Liontrust UK Growth has made 61.99 per cent over the past five years.
The £417m fund has ongoing charges of 0.91 per cent.
Royal London Sustainable Leaders Trust
The analysts at FE Invest said this fund’s manager, Mike Fox, has an investment style that brings something different to the table, as he combines the principles of socially responsible investment (SRI) with in-depth company financial analysis.
“This process guides him to companies considered leaders in environmental, social and governance issues with the potential for growth,” they said.
“Fox’s track record highlights the benefits of his style. Despite several periods of outperformance from cyclical sectors and natural resources companies, the fund continues to beat its peers over the long term.
“He is a very experienced manager who has shown great capacity to add returns through positive stockpicking.”
Royal London Sustainable Leaders Trust has made 73.82 per cent over the past five years.
The £860m fund has ongoing charges of 0.76 per cent.
The primary valuation tool used in the Slater Growth fund is the PEG (price-to-earnings growth) ratio.
Other characteristics manager Mark Slater screens for include: sustainable and above-average earnings growth prospects; strong cash flows; a competitive advantage; a positive recent trading statement; and an absence of heavy selling by directors – ideally with some buying.
Performance of funds vs sector and index
Source: FE Analytics
Slater Growth has made 67.23 per cent over the past five years.
The £557m fund has ongoing charges of 0.79 per cent.
Slater runs another fund that made this list: Slater Recovery.
The core of the fund is made up of companies with a low P/E (price-to-earnings) ratio in relation to their earnings growth, as well as a strong cash flow and financial position. It also uses a number of secondary methodologies including: recovery situations; shares trading at a discount to asset value; companies with large amounts of cash on the balance sheet that also own promising businesses; and companies offering attractive dividend yields and trading on low P/E ratios.
Slater Recovery has made 77.06 per cent over the past five years.
The £59m fund has ongoing charges of 0.8 per cent.
Last up is TB Evenlode Income.

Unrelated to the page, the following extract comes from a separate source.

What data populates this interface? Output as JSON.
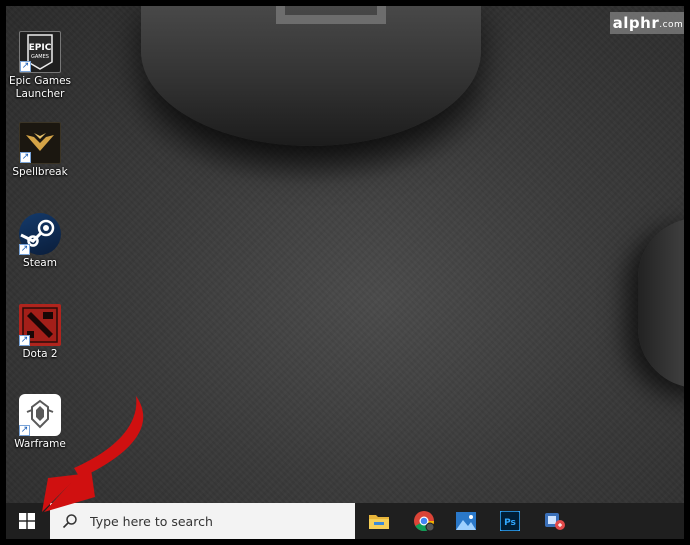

Its managers Hugh Yarrow and Ben Peters aim to identify businesses with a large market share and/or competitive edges that can consistently generate high levels of recurring cashflows that can be given back to shareholders as dividends.

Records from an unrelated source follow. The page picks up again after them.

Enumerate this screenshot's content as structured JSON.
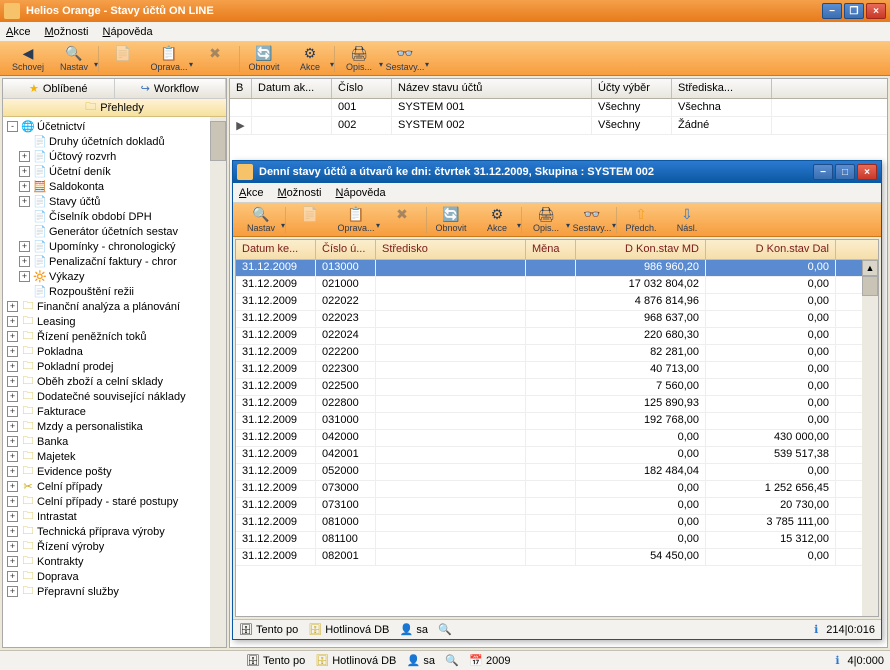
{
  "main": {
    "title": "Helios Orange - Stavy účtů  ON LINE",
    "menu": {
      "akce": "Akce",
      "moznosti": "Možnosti",
      "napoveda": "Nápověda"
    },
    "toolbar": {
      "schovej": "Schovej",
      "nastav": "Nastav",
      "novy": "",
      "oprava": "Oprava...",
      "zrus": "",
      "obnovit": "Obnovit",
      "akce": "Akce",
      "opis": "Opis...",
      "sestavy": "Sestavy..."
    },
    "left": {
      "tab_oblibene": "Oblíbené",
      "tab_workflow": "Workflow",
      "subtab_prehledy": "Přehledy"
    },
    "grid": {
      "headers": {
        "b": "B",
        "datum_ak": "Datum ak...",
        "cislo": "Číslo",
        "nazev": "Název stavu účtů",
        "ucty_vyber": "Účty výběr",
        "strediska": "Střediska..."
      },
      "rows": [
        {
          "cislo": "001",
          "nazev": "SYSTEM 001",
          "vyber": "Všechny",
          "stred": "Všechna"
        },
        {
          "cislo": "002",
          "nazev": "SYSTEM 002",
          "vyber": "Všechny",
          "stred": "Žádné"
        }
      ]
    },
    "status": {
      "tentopo": "Tento po",
      "hotlinova": "Hotlinová DB",
      "sa": "sa",
      "year": "2009",
      "counter": "4|0:000"
    }
  },
  "tree": [
    {
      "d": 0,
      "pm": "-",
      "ic": "🌐",
      "lbl": "Účetnictví"
    },
    {
      "d": 1,
      "pm": " ",
      "ic": "📄",
      "lbl": "Druhy účetních dokladů"
    },
    {
      "d": 1,
      "pm": "+",
      "ic": "📄",
      "lbl": "Účtový rozvrh"
    },
    {
      "d": 1,
      "pm": "+",
      "ic": "📄",
      "lbl": "Účetní deník"
    },
    {
      "d": 1,
      "pm": "+",
      "ic": "🧮",
      "lbl": "Saldokonta"
    },
    {
      "d": 1,
      "pm": "+",
      "ic": "📄",
      "lbl": "Stavy účtů"
    },
    {
      "d": 1,
      "pm": " ",
      "ic": "📄",
      "lbl": "Číselník období DPH"
    },
    {
      "d": 1,
      "pm": " ",
      "ic": "📄",
      "lbl": "Generátor účetních sestav"
    },
    {
      "d": 1,
      "pm": "+",
      "ic": "📄",
      "lbl": "Upomínky - chronologický"
    },
    {
      "d": 1,
      "pm": "+",
      "ic": "📄",
      "lbl": "Penalizační faktury - chror"
    },
    {
      "d": 1,
      "pm": "+",
      "ic": "🔆",
      "lbl": "Výkazy"
    },
    {
      "d": 1,
      "pm": " ",
      "ic": "📄",
      "lbl": "Rozpouštění režii"
    },
    {
      "d": 0,
      "pm": "+",
      "ic": "🗀",
      "lbl": "Finanční analýza a plánování"
    },
    {
      "d": 0,
      "pm": "+",
      "ic": "🗀",
      "lbl": "Leasing"
    },
    {
      "d": 0,
      "pm": "+",
      "ic": "🗀",
      "lbl": "Řízení peněžních toků"
    },
    {
      "d": 0,
      "pm": "+",
      "ic": "🗀",
      "lbl": "Pokladna"
    },
    {
      "d": 0,
      "pm": "+",
      "ic": "🗀",
      "lbl": "Pokladní prodej"
    },
    {
      "d": 0,
      "pm": "+",
      "ic": "🗀",
      "lbl": "Oběh zboží a celní sklady"
    },
    {
      "d": 0,
      "pm": "+",
      "ic": "🗀",
      "lbl": "Dodatečné související náklady"
    },
    {
      "d": 0,
      "pm": "+",
      "ic": "🗀",
      "lbl": "Fakturace"
    },
    {
      "d": 0,
      "pm": "+",
      "ic": "🗀",
      "lbl": "Mzdy a personalistika"
    },
    {
      "d": 0,
      "pm": "+",
      "ic": "🗀",
      "lbl": "Banka"
    },
    {
      "d": 0,
      "pm": "+",
      "ic": "🗀",
      "lbl": "Majetek"
    },
    {
      "d": 0,
      "pm": "+",
      "ic": "🗀",
      "lbl": "Evidence pošty"
    },
    {
      "d": 0,
      "pm": "+",
      "ic": "✂",
      "lbl": "Celní případy"
    },
    {
      "d": 0,
      "pm": "+",
      "ic": "🗀",
      "lbl": "Celní případy - staré postupy"
    },
    {
      "d": 0,
      "pm": "+",
      "ic": "🗀",
      "lbl": "Intrastat"
    },
    {
      "d": 0,
      "pm": "+",
      "ic": "🗀",
      "lbl": "Technická příprava výroby"
    },
    {
      "d": 0,
      "pm": "+",
      "ic": "🗀",
      "lbl": "Řízení výroby"
    },
    {
      "d": 0,
      "pm": "+",
      "ic": "🗀",
      "lbl": "Kontrakty"
    },
    {
      "d": 0,
      "pm": "+",
      "ic": "🗀",
      "lbl": "Doprava"
    },
    {
      "d": 0,
      "pm": "+",
      "ic": "🗀",
      "lbl": "Přepravní služby"
    }
  ],
  "dialog": {
    "title": "Denní stavy účtů a útvarů ke dni: čtvrtek 31.12.2009, Skupina : SYSTEM 002",
    "menu": {
      "akce": "Akce",
      "moznosti": "Možnosti",
      "napoveda": "Nápověda"
    },
    "toolbar": {
      "nastav": "Nastav",
      "oprava": "Oprava...",
      "obnovit": "Obnovit",
      "akce": "Akce",
      "opis": "Opis...",
      "sestavy": "Sestavy...",
      "predch": "Předch.",
      "nasl": "Násl."
    },
    "headers": {
      "datum": "Datum ke...",
      "cislo": "Číslo ú...",
      "stredisko": "Středisko",
      "mena": "Měna",
      "md": "D Kon.stav MD",
      "dal": "D Kon.stav Dal"
    },
    "rows": [
      {
        "d": "31.12.2009",
        "c": "013000",
        "md": "986 960,20",
        "dal": "0,00",
        "sel": true
      },
      {
        "d": "31.12.2009",
        "c": "021000",
        "md": "17 032 804,02",
        "dal": "0,00"
      },
      {
        "d": "31.12.2009",
        "c": "022022",
        "md": "4 876 814,96",
        "dal": "0,00"
      },
      {
        "d": "31.12.2009",
        "c": "022023",
        "md": "968 637,00",
        "dal": "0,00"
      },
      {
        "d": "31.12.2009",
        "c": "022024",
        "md": "220 680,30",
        "dal": "0,00"
      },
      {
        "d": "31.12.2009",
        "c": "022200",
        "md": "82 281,00",
        "dal": "0,00"
      },
      {
        "d": "31.12.2009",
        "c": "022300",
        "md": "40 713,00",
        "dal": "0,00"
      },
      {
        "d": "31.12.2009",
        "c": "022500",
        "md": "7 560,00",
        "dal": "0,00"
      },
      {
        "d": "31.12.2009",
        "c": "022800",
        "md": "125 890,93",
        "dal": "0,00"
      },
      {
        "d": "31.12.2009",
        "c": "031000",
        "md": "192 768,00",
        "dal": "0,00"
      },
      {
        "d": "31.12.2009",
        "c": "042000",
        "md": "0,00",
        "dal": "430 000,00"
      },
      {
        "d": "31.12.2009",
        "c": "042001",
        "md": "0,00",
        "dal": "539 517,38"
      },
      {
        "d": "31.12.2009",
        "c": "052000",
        "md": "182 484,04",
        "dal": "0,00"
      },
      {
        "d": "31.12.2009",
        "c": "073000",
        "md": "0,00",
        "dal": "1 252 656,45"
      },
      {
        "d": "31.12.2009",
        "c": "073100",
        "md": "0,00",
        "dal": "20 730,00"
      },
      {
        "d": "31.12.2009",
        "c": "081000",
        "md": "0,00",
        "dal": "3 785 111,00"
      },
      {
        "d": "31.12.2009",
        "c": "081100",
        "md": "0,00",
        "dal": "15 312,00"
      },
      {
        "d": "31.12.2009",
        "c": "082001",
        "md": "54 450,00",
        "dal": "0,00"
      }
    ],
    "status": {
      "tentopo": "Tento po",
      "hotlinova": "Hotlinová DB",
      "sa": "sa",
      "counter": "214|0:016"
    }
  }
}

The FE Invest team said the fund’s comprehensive processes and modelling system result in strong stock selection and fewer mistakes, setting Evenlode apart from other smaller management houses.
“With increasing commonality between larger-cap income managers, we find this fund provides a consistent process and unique profile that will complement any investor portfolio in search of income,” the analysts added.
Evenlode Income has made 81.13 per cent over the past five years.
The £3.4bn fund is yielding 3.1 per cent and has ongoing charges of 0.9 per cent.